You can slice and dice demographics a million ways – literally – these days and the folks at Placer.ai are among the best at dissecting the numbers when it comes to shopping and purchasing patterns.

Their latest findings are absolutely fascinating. They set out to see what type of shopping mall format – indoor malls versus open-air shopping centers versus outlet malls – tended to have the most spending power and were therefore doing best.
What they found was that open-air centers drew the highest income shoppers based on their trading areas. They found they had a median household income of $87,000 in 2023. They also had the highest share of singles (one-person and non-family households) and the lowest share of households with children.

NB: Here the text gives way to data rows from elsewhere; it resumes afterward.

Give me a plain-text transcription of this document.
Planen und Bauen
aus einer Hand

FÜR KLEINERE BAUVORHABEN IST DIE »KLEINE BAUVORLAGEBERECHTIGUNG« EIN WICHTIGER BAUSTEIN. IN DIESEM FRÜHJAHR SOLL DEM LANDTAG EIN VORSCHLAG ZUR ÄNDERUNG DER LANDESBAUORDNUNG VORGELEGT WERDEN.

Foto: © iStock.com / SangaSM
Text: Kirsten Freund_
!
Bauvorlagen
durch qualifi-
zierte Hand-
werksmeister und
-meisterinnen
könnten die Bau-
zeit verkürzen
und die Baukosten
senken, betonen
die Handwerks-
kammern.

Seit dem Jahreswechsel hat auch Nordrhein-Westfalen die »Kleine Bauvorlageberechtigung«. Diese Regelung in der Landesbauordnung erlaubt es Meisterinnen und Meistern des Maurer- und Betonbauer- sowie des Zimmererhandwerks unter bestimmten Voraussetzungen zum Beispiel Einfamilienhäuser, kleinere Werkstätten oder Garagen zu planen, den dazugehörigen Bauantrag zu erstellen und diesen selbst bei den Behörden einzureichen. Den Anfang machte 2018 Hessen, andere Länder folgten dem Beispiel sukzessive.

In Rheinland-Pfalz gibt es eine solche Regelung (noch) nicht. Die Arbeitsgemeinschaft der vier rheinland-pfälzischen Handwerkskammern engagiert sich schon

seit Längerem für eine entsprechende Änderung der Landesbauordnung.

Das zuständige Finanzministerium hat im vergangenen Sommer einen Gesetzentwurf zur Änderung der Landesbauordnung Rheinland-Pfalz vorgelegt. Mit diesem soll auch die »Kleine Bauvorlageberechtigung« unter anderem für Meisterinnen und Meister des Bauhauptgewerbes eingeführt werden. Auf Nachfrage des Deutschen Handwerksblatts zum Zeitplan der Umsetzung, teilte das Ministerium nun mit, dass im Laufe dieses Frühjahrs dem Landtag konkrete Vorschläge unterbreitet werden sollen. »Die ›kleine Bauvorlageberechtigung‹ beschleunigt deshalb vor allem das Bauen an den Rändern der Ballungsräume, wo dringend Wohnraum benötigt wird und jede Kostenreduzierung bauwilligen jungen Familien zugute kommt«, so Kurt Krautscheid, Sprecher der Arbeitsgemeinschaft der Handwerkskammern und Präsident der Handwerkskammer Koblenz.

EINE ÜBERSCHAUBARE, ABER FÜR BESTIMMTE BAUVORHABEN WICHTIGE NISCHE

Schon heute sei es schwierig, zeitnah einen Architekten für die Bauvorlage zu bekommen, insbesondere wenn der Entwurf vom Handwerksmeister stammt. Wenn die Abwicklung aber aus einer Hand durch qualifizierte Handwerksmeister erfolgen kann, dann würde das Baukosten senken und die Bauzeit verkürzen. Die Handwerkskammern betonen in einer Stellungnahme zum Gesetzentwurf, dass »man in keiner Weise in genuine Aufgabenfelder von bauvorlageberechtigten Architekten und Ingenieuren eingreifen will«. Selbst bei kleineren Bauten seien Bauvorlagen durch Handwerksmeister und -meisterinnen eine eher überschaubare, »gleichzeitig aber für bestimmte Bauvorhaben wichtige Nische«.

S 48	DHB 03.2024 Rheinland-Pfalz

At the other end of the shopping spectrum were outlet malls, with a trade area median income level of $73,900, the highest share of households with children and the lowest share of single households.
Indoor malls finished in the middle of these ranges for all criteria. Interestingly enough the trade areas for all three shopping formats had higher income level than the nationwide media, which is $69,500.
Looking ahead to this year, Placer.ai wrote, “For the most part, malls – especially indoor malls and open-air shopping centers – succeeded in exceeding or staying close to 2022 visit levels last year, despite the economic headwinds. And while January data indicates that the space may be entering a challenging period, there are plenty of reasons to think that the dip in early 2024 foot traffic is just a temporary setback driven by a unique set of circumstances.”
The traffic monitoring service added, “As the year continues to unfold, tracking visits in this sector will offer more insights into the state of the 2024 consumer.”